Die Partei des britischen Premierministers Boris Johnson hat einen wichtigen Stimmungstest verloren. Bei einer Nachwahl für einen Sitz im britischen Unterhaus stimmten die Wähler in dem ländlichen Wahlkreis North Shropshire in Mittelengland laut offizieller Ergebnisse vom Freitag früh deutlich für die Kandidatin der Liberaldemokraten, Helen Morgan. Damit wurde die jahrzehntelange Dominanz der Tories in dem Wahlkreis erstmals gebrochen.
Morgan gewann mit einem Vorsprung von fast 6000 Stimmen. Die Wahlbeteiligung lag bei gerade mal 46,3 Prozent – weit entfernt von den 62,9 Prozent bei den letzten Wahlen 2019. Damals hatte der konservative Abgeordnete Owen Paterson noch mit großer Mehrheit gewonnen. Die Nachwahl war nötig geworden, weil Paterson nach gut 24 Jahren im Parlament wegen einer Lobbyismus-Affäre zurückgetreten war.
Druck steigt
Die Niederlage droht den Druck auf Johnson weiter zu erhöhen. Johnson hatte sich Anfang November in die Affäre um Paterson eingeschaltet und versucht, ein Disziplinarverfahren gegen den Tory-Abgeordneten zu stoppen. Seitdem wuchs der Druck auf den Regierungschef weiter an: Am Dienstag musste er bei einer Abstimmung im Unterhaus einen schweren Dämpfer hinnehmen. Fast hundert Tory-Abgeordnete stimmten gegen die neuen Corona-Regeln seiner Regierung.
Johnson und seine Regierung stehen wegen einer Parteispenden-Affäre und mutmaßlicher Verstöße gegen die selbst gesetzten Coronaregeln auch in den eigenen Reihen in der Kritik. Insbesondere Berichte über eine Weihnachtsfeier von Johnsons engsten Mitarbeitern im vergangenen Jahr mitten im Corona-Lockdown hatten für Empörung gesorgt.

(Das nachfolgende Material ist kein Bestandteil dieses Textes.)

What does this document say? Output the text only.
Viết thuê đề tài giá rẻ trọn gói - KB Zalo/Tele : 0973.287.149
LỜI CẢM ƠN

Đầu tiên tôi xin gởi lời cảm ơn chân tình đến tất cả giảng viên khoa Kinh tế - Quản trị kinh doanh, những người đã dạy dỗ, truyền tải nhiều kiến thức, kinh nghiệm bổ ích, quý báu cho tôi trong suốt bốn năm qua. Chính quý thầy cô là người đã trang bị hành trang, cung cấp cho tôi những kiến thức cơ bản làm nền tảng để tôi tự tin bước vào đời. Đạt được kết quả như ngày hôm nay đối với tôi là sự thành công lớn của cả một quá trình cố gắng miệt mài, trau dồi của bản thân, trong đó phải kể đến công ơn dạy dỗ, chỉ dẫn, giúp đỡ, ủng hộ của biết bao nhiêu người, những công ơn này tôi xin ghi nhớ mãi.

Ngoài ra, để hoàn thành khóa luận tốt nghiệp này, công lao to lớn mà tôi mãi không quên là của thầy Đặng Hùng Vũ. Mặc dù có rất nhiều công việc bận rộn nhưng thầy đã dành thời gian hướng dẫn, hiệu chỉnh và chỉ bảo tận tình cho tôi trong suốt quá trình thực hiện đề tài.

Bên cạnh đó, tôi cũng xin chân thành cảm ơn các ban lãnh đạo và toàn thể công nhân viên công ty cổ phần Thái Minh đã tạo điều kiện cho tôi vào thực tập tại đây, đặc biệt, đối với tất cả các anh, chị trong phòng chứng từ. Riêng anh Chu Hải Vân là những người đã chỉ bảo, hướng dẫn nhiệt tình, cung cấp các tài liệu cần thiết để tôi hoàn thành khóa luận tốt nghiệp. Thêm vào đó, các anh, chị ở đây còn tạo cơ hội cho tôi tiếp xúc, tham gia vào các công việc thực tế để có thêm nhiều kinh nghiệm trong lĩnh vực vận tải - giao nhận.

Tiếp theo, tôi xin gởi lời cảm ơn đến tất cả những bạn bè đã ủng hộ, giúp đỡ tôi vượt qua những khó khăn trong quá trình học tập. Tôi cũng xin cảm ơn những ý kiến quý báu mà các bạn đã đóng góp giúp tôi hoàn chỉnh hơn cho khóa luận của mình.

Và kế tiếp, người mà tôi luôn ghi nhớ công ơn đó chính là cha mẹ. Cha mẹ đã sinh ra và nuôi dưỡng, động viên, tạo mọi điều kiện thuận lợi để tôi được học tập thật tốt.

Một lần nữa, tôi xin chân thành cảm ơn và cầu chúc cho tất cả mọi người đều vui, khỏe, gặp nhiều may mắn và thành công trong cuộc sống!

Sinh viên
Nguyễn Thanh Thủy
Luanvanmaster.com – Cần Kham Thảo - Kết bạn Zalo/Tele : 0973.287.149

Berichte der Zeitungen "The Guardian" und "The Independent" über mögliche Verstöße von Johnson selbst heizten den Unmut am Donnerstag weiter an. Demnach soll der Premierminister am 15. Mai 2020 trotz der damals geltenden Corona-Beschränkungen kurz an einem Umtrunk in der Downing Street teilgenommen haben.